Von dem vermeintlich günstigen Deal profitieren vor allem Händler, Banken und die Werbebranche. Werbung schafft vermeintliche Wünsche und Bedürfnisse und beeinflusst unser Konsumverhalten. Die Hersteller verkaufen mehr, weil sich aufgrund der Raten- oder Kreditfinanzierung scheinbar jeder ihre Produkte leisten kann. Verkäufer und Banken kassieren zusätzlich Zinsen, während der gekaufte Gegenstand schon nach kurzer Zeit an Wert verliert, obwohl er vielleicht noch gar nicht abbezahlt ist.
Für den Käufer hingegen bringt es dauerhaft mehr Nachteile. Denn neben den bereits erwähnten Risiken verlieren auch die heiß begehrten, über Konsumschulden finanzierten Produkte irgendwann ihren Reiz. Der neue Fernseher wird ein gewöhnlicher Anblick, das erstandene Kleid hängt neben vielen anderen meistens doch nur im Schrank.
Und wenn wir ehrlich zu uns sind, stellen wir fest, dass wir die meisten Dinge, die zuhause im Regal oder Schrank stehen, hängen und liegen, gar nicht brauchen. Woher kommen all diese Sachen? Und was genau bringt uns das? Vielleicht helfen diese Fragen ein wenig, den eigenen Konsum (auf Kredit) einzudämmen.
Verbraucher, die Konsumschulden und allgemein übermäßigen Konsum vermeiden, bewahren sich ein Stück weit ihre Unabhängigkeit. Warum?
- Das gesparte Geld können Sie z. B. verwenden, um bestehende Schulden abzubezahlen und sich Rücklagen (für schlechtere Zeiten und als Altersvorsorge) zu bilden. So bewahren Sie sich Ihre finanzielle Unabhängigkeit.
- Mit weniger Geld auszukommen, kann genauso viel Spaß machen wie Shopping. Das glauben Sie nicht? Doch, denn Sie können z. B. lernen, selbst zu kochen und zu backen, zu gärtnern und zu handwerken, um auf diese Art Geld zu sparen. Sie lernen neue Dinge, zu denen Sie sich vielleicht sogar mit anderen Menschen austauschen können.
- Selbst organisierte Urlaube in der Umgebung können viel größere Abenteuer darstellen als der über Konsumschulden finanzierte All-inclusive-Urlaub in der Hotelanlage. Einfach raus und machen, egal ob zu Fuß, mit dem Rad, Zug oder notfalls mit dem Auto.

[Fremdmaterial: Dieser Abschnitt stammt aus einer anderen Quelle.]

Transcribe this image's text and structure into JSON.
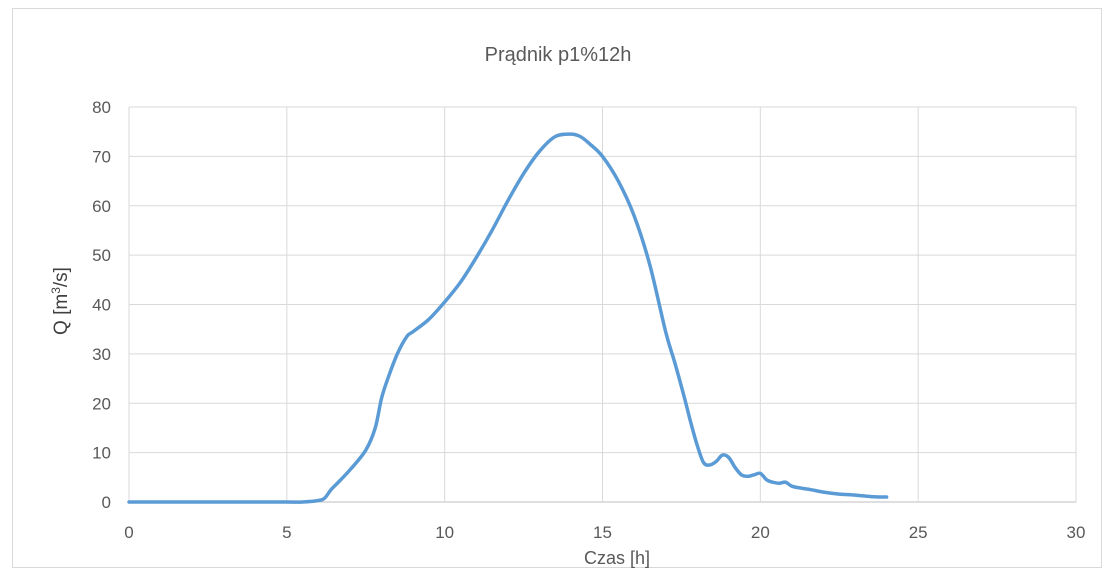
{
  "chart_data": {
    "type": "line",
    "title": "Prądnik p1%12h",
    "xlabel": "Czas [h]",
    "ylabel_main": "Q [m",
    "ylabel_sup": "3",
    "ylabel_end": "/s]",
    "xlim": [
      0,
      30
    ],
    "ylim": [
      0,
      80
    ],
    "xticks": [
      0,
      5,
      10,
      15,
      20,
      25,
      30
    ],
    "yticks": [
      0,
      10,
      20,
      30,
      40,
      50,
      60,
      70,
      80
    ],
    "grid": true,
    "line_color": "#5b9bd5",
    "series": [
      {
        "x": [
          0,
          1,
          2,
          3,
          4,
          5,
          5.5,
          6,
          6.2,
          6.4,
          6.6,
          7,
          7.5,
          7.8,
          8,
          8.2,
          8.5,
          8.8,
          9,
          9.5,
          10,
          10.5,
          11,
          11.5,
          12,
          12.5,
          13,
          13.5,
          14,
          14.3,
          14.6,
          15,
          15.5,
          16,
          16.5,
          17,
          17.3,
          17.6,
          17.8,
          18,
          18.2,
          18.4,
          18.6,
          18.8,
          19,
          19.2,
          19.4,
          19.6,
          19.8,
          20,
          20.2,
          20.4,
          20.6,
          20.8,
          21,
          21.3,
          21.6,
          22,
          22.5,
          23,
          23.5,
          24
        ],
        "y": [
          0,
          0,
          0,
          0,
          0,
          0,
          0,
          0.3,
          0.8,
          2.5,
          3.8,
          6.5,
          10.5,
          15,
          21,
          25,
          30,
          33.5,
          34.5,
          37,
          40.5,
          44.5,
          49.5,
          55,
          61,
          66.5,
          71,
          74,
          74.5,
          74,
          72.5,
          70,
          65,
          58,
          48,
          34.5,
          28,
          21,
          16,
          11.5,
          8,
          7.5,
          8.2,
          9.5,
          9,
          7,
          5.5,
          5.2,
          5.5,
          5.8,
          4.5,
          4,
          3.8,
          4,
          3.2,
          2.8,
          2.5,
          2,
          1.6,
          1.4,
          1.1,
          1
        ]
      }
    ]
  }
}
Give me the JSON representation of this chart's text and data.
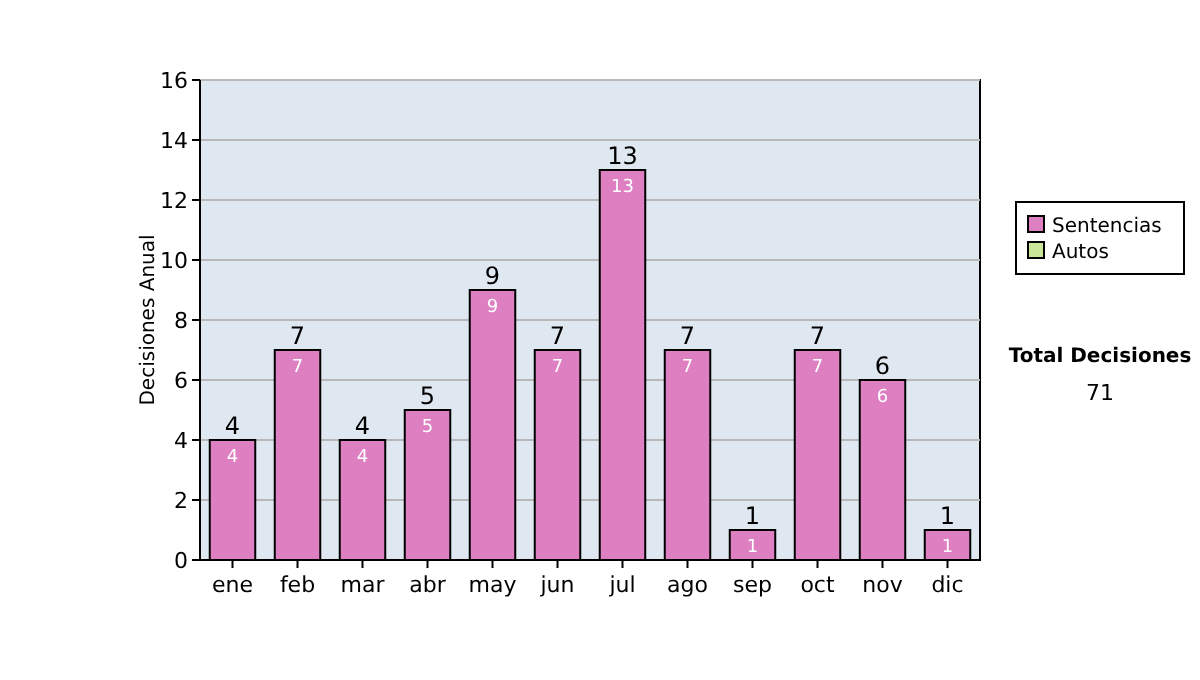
{
  "chart_data": {
    "type": "bar",
    "stacked": true,
    "ylabel": "Decisiones Anual",
    "categories": [
      "ene",
      "feb",
      "mar",
      "abr",
      "may",
      "jun",
      "jul",
      "ago",
      "sep",
      "oct",
      "nov",
      "dic"
    ],
    "series": [
      {
        "name": "Sentencias",
        "color": "#dd7fc0",
        "values": [
          4,
          7,
          4,
          5,
          9,
          7,
          13,
          7,
          1,
          7,
          6,
          1
        ],
        "value_labels": [
          "4",
          "7",
          "4",
          "5",
          "9",
          "7",
          "13",
          "7",
          "1",
          "7",
          "6",
          "1"
        ]
      },
      {
        "name": "Autos",
        "color": "#cce699",
        "values": [
          0,
          0,
          0,
          0,
          0,
          0,
          0,
          0,
          0,
          0,
          0,
          0
        ]
      }
    ],
    "totals": [
      "4",
      "7",
      "4",
      "5",
      "9",
      "7",
      "13",
      "7",
      "1",
      "7",
      "6",
      "1"
    ],
    "ylim": [
      0,
      16
    ],
    "yticks": [
      0,
      2,
      4,
      6,
      8,
      10,
      12,
      14,
      16
    ],
    "grid": "y",
    "legend": "right",
    "annotations": [
      "Total Decisiones",
      "71"
    ]
  }
}
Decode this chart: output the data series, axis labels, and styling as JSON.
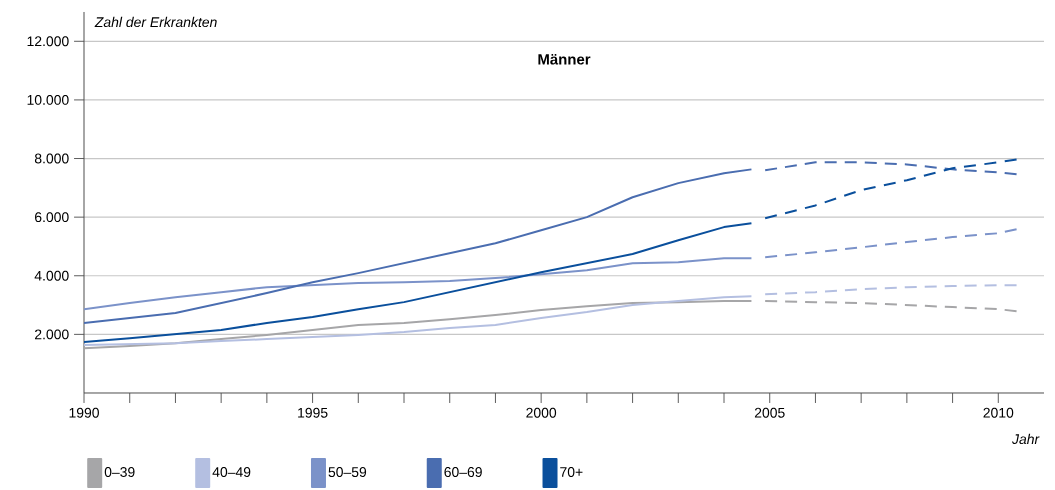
{
  "chart_data": {
    "type": "line",
    "title": "Männer",
    "ylabel": "Zahl der Erkrankten",
    "xlabel": "Jahr",
    "xlim": [
      1990,
      2011
    ],
    "ylim": [
      0,
      13000
    ],
    "xticks": [
      1990,
      {
        "value": 1991,
        "label": null
      },
      {
        "value": 1992,
        "label": null
      },
      {
        "value": 1993,
        "label": null
      },
      {
        "value": 1994,
        "label": null
      },
      1995,
      {
        "value": 1996,
        "label": null
      },
      {
        "value": 1997,
        "label": null
      },
      {
        "value": 1998,
        "label": null
      },
      {
        "value": 1999,
        "label": null
      },
      2000,
      {
        "value": 2001,
        "label": null
      },
      {
        "value": 2002,
        "label": null
      },
      {
        "value": 2003,
        "label": null
      },
      {
        "value": 2004,
        "label": null
      },
      2005,
      {
        "value": 2006,
        "label": null
      },
      {
        "value": 2007,
        "label": null
      },
      {
        "value": 2008,
        "label": null
      },
      {
        "value": 2009,
        "label": null
      },
      2010
    ],
    "yticks": [
      {
        "value": 2000,
        "label": "2.000"
      },
      {
        "value": 4000,
        "label": "4.000"
      },
      {
        "value": 6000,
        "label": "6.000"
      },
      {
        "value": 8000,
        "label": "8.000"
      },
      {
        "value": 10000,
        "label": "10.000"
      },
      {
        "value": 12000,
        "label": "12.000"
      }
    ],
    "grid": "y",
    "legend": "bottom",
    "line_style": "solid",
    "series": [
      {
        "name": "0–39",
        "color": "#a6a6a8",
        "x": [
          1990,
          1991,
          1992,
          1993,
          1994,
          1995,
          1996,
          1997,
          1998,
          1999,
          2000,
          2001,
          2002,
          2003,
          2004,
          2004.6
        ],
        "values": [
          1530,
          1600,
          1700,
          1840,
          1980,
          2150,
          2320,
          2390,
          2520,
          2660,
          2830,
          2960,
          3070,
          3100,
          3140,
          3140
        ]
      },
      {
        "color": "#a6a6a8",
        "line_style": "dashed",
        "x": [
          2004.9,
          2006,
          2007,
          2008,
          2009,
          2010,
          2010.4
        ],
        "values": [
          3140,
          3100,
          3070,
          3000,
          2930,
          2860,
          2790
        ]
      },
      {
        "name": "40–49",
        "color": "#b4bfe1",
        "x": [
          1990,
          1991,
          1992,
          1993,
          1994,
          1995,
          1996,
          1997,
          1998,
          1999,
          2000,
          2001,
          2002,
          2003,
          2004,
          2004.6
        ],
        "values": [
          1640,
          1670,
          1700,
          1770,
          1840,
          1910,
          1980,
          2080,
          2220,
          2320,
          2560,
          2760,
          3000,
          3140,
          3270,
          3300
        ]
      },
      {
        "color": "#b4bfe1",
        "line_style": "dashed",
        "x": [
          2004.9,
          2006,
          2007,
          2008,
          2009,
          2010,
          2010.4
        ],
        "values": [
          3370,
          3440,
          3540,
          3610,
          3650,
          3680,
          3680
        ]
      },
      {
        "name": "50–59",
        "color": "#7b92c9",
        "x": [
          1990,
          1991,
          1992,
          1993,
          1994,
          1995,
          1996,
          1997,
          1998,
          1999,
          2000,
          2001,
          2002,
          2003,
          2004,
          2004.6
        ],
        "values": [
          2860,
          3070,
          3270,
          3440,
          3610,
          3680,
          3750,
          3780,
          3820,
          3920,
          4050,
          4190,
          4430,
          4460,
          4600,
          4600
        ]
      },
      {
        "color": "#7b92c9",
        "line_style": "dashed",
        "x": [
          2004.9,
          2006,
          2007,
          2008,
          2009,
          2010,
          2010.4
        ],
        "values": [
          4630,
          4800,
          4970,
          5150,
          5320,
          5450,
          5590
        ]
      },
      {
        "name": "60–69",
        "color": "#4a6db0",
        "x": [
          1990,
          1991,
          1992,
          1993,
          1994,
          1995,
          1996,
          1997,
          1998,
          1999,
          2000,
          2001,
          2002,
          2003,
          2004,
          2004.6
        ],
        "values": [
          2390,
          2560,
          2730,
          3070,
          3410,
          3780,
          4090,
          4430,
          4770,
          5110,
          5550,
          6000,
          6680,
          7160,
          7500,
          7630
        ]
      },
      {
        "color": "#4a6db0",
        "line_style": "dashed",
        "x": [
          2004.9,
          2006,
          2007,
          2008,
          2009,
          2010,
          2010.4
        ],
        "values": [
          7600,
          7870,
          7870,
          7800,
          7630,
          7530,
          7460
        ]
      },
      {
        "name": "70+",
        "color": "#0a4f9c",
        "x": [
          1990,
          1991,
          1992,
          1993,
          1994,
          1995,
          1996,
          1997,
          1998,
          1999,
          2000,
          2001,
          2002,
          2003,
          2004,
          2004.6
        ],
        "values": [
          1740,
          1870,
          2010,
          2150,
          2390,
          2590,
          2860,
          3100,
          3440,
          3780,
          4120,
          4430,
          4740,
          5210,
          5660,
          5790
        ]
      },
      {
        "color": "#0a4f9c",
        "line_style": "dashed",
        "x": [
          2004.9,
          2006,
          2007,
          2008,
          2009,
          2010,
          2010.4
        ],
        "values": [
          5960,
          6400,
          6920,
          7260,
          7670,
          7870,
          7970
        ]
      }
    ]
  }
}
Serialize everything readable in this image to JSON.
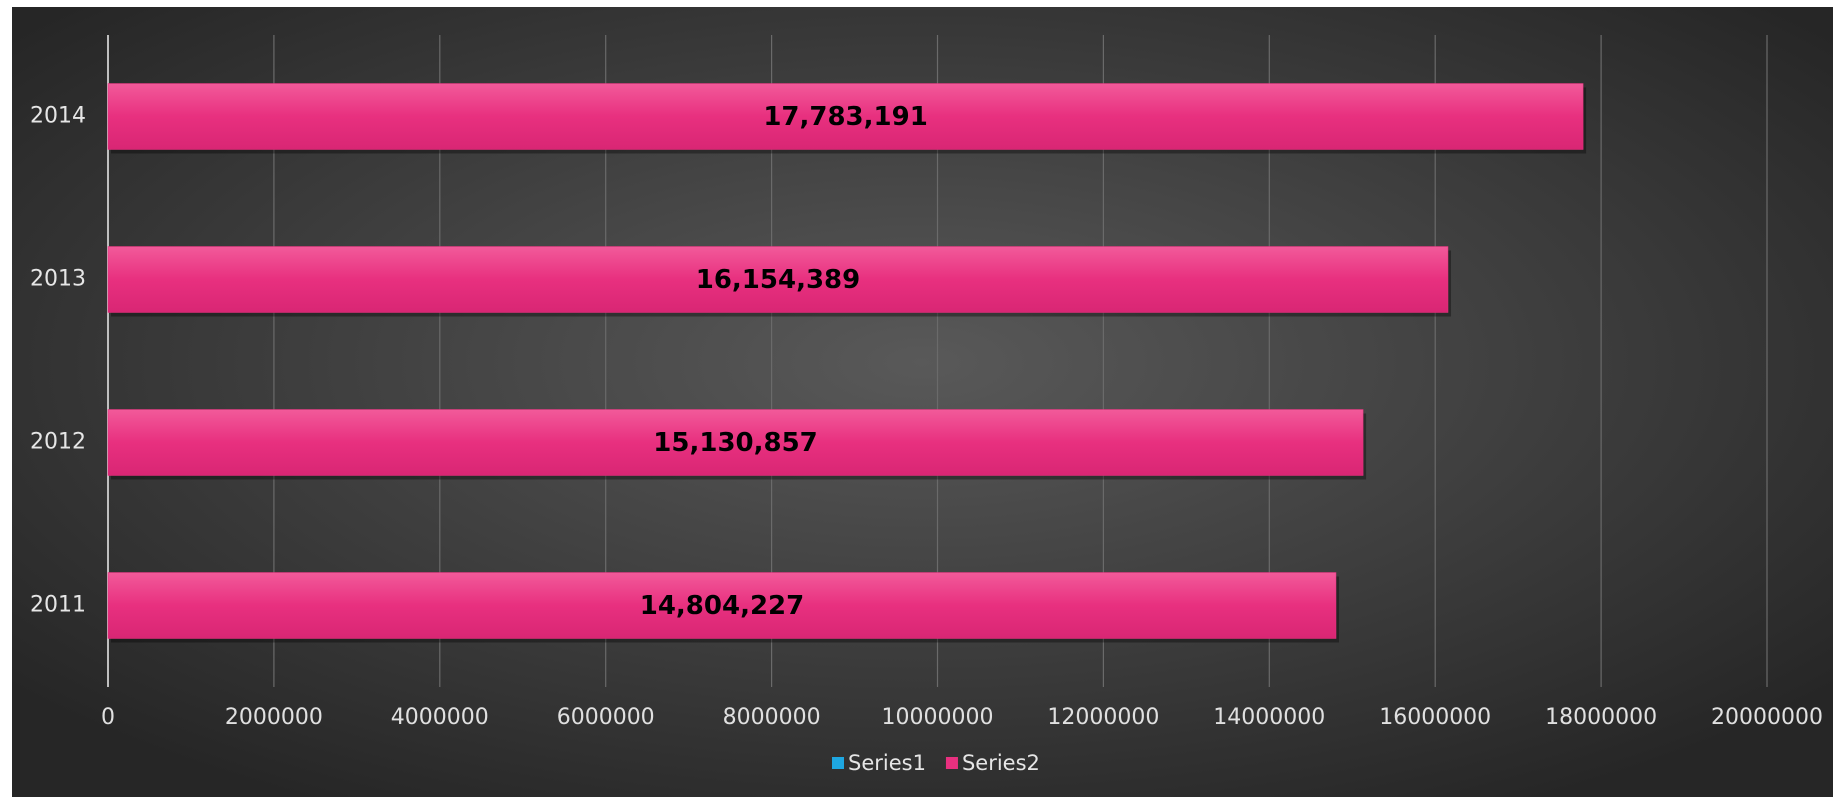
{
  "chart_data": {
    "type": "barh",
    "categories": [
      "2011",
      "2012",
      "2013",
      "2014"
    ],
    "series": [
      {
        "name": "Series1",
        "color": "#1ea7e1",
        "values": [
          null,
          null,
          null,
          null
        ]
      },
      {
        "name": "Series2",
        "color": "#e8307f",
        "values": [
          14804227,
          15130857,
          16154389,
          17783191
        ],
        "value_labels": [
          "14,804,227",
          "15,130,857",
          "16,154,389",
          "17,783,191"
        ]
      }
    ],
    "xlim": [
      0,
      20000000
    ],
    "xticks": [
      0,
      2000000,
      4000000,
      6000000,
      8000000,
      10000000,
      12000000,
      14000000,
      16000000,
      18000000,
      20000000
    ],
    "grid": true,
    "legend": "bottom"
  }
}
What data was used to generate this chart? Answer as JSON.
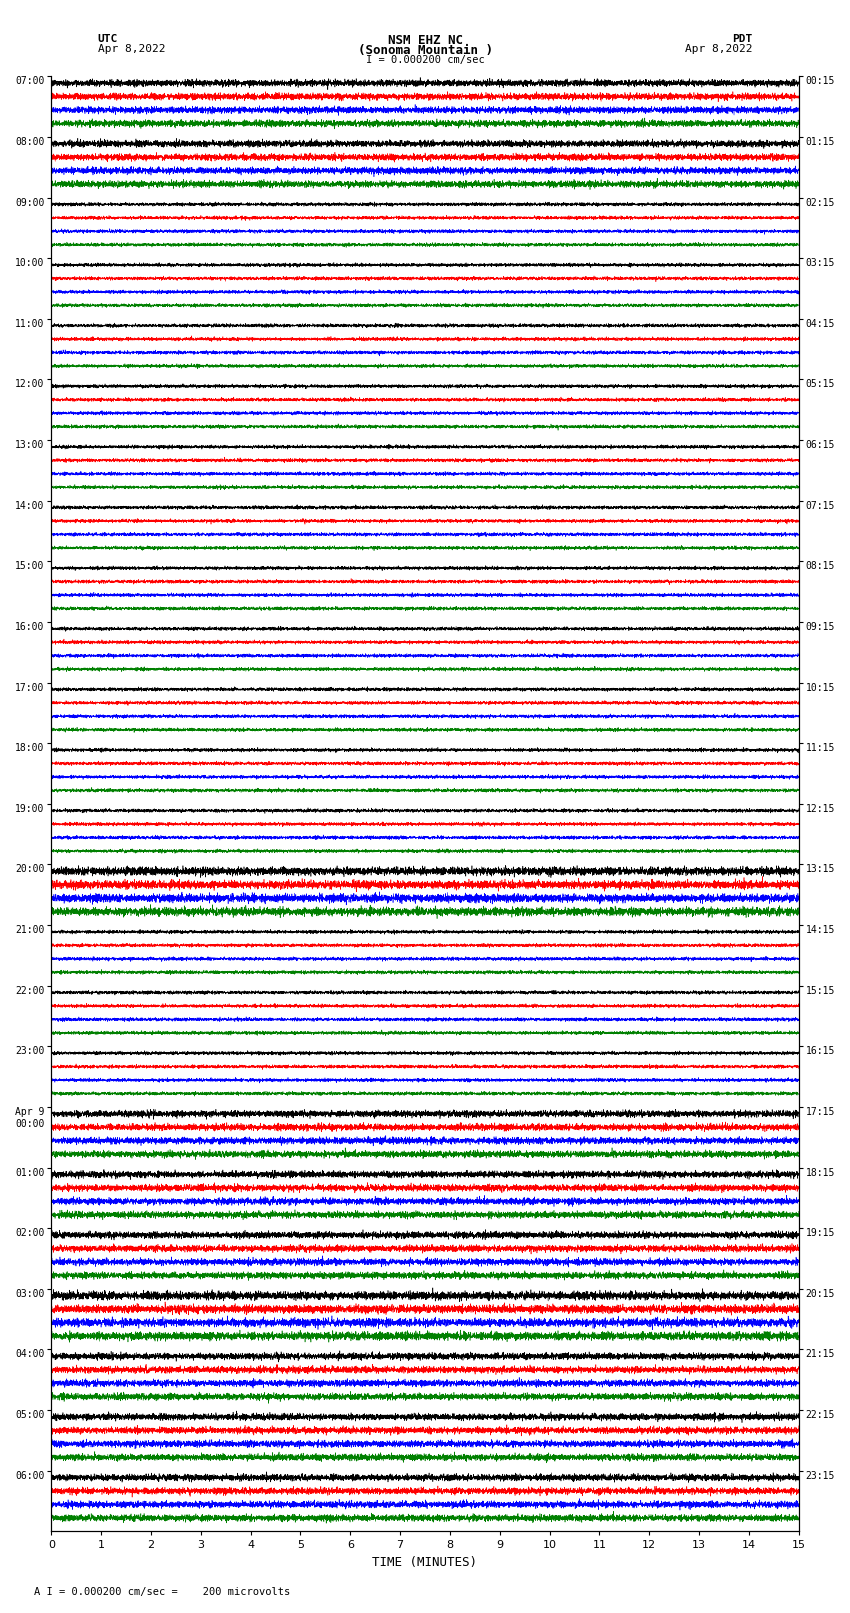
{
  "title_line1": "NSM EHZ NC",
  "title_line2": "(Sonoma Mountain )",
  "scale_bar_text": "I = 0.000200 cm/sec",
  "label_left_top1": "UTC",
  "label_left_top2": "Apr 8,2022",
  "label_right_top1": "PDT",
  "label_right_top2": "Apr 8,2022",
  "xlabel": "TIME (MINUTES)",
  "bottom_note": "A I = 0.000200 cm/sec =    200 microvolts",
  "utc_times": [
    "07:00",
    "08:00",
    "09:00",
    "10:00",
    "11:00",
    "12:00",
    "13:00",
    "14:00",
    "15:00",
    "16:00",
    "17:00",
    "18:00",
    "19:00",
    "20:00",
    "21:00",
    "22:00",
    "23:00",
    "Apr 9\n00:00",
    "01:00",
    "02:00",
    "03:00",
    "04:00",
    "05:00",
    "06:00"
  ],
  "pdt_times": [
    "00:15",
    "01:15",
    "02:15",
    "03:15",
    "04:15",
    "05:15",
    "06:15",
    "07:15",
    "08:15",
    "09:15",
    "10:15",
    "11:15",
    "12:15",
    "13:15",
    "14:15",
    "15:15",
    "16:15",
    "17:15",
    "18:15",
    "19:15",
    "20:15",
    "21:15",
    "22:15",
    "23:15"
  ],
  "colors": [
    "black",
    "red",
    "blue",
    "green"
  ],
  "n_hours": 24,
  "traces_per_hour": 4,
  "time_minutes": 15,
  "bg_color": "white",
  "high_amp_hours": [
    0,
    1,
    17,
    18,
    19,
    20,
    21,
    22,
    23
  ],
  "event_hours": [
    13,
    20
  ]
}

Wenn Sie bereits den Überblick verloren haben oder nicht mehr wissen, wie Sie Ihre Konsumschulden abbauen sollen, dann wenden Sie sich an eine öffentliche oder gemeinnützige Schuldnerberatung. Diese hilft Ihnen bei der Schuldenregulierung und ggf. auch bei der Verhandlung mit Ihren Gläubigern.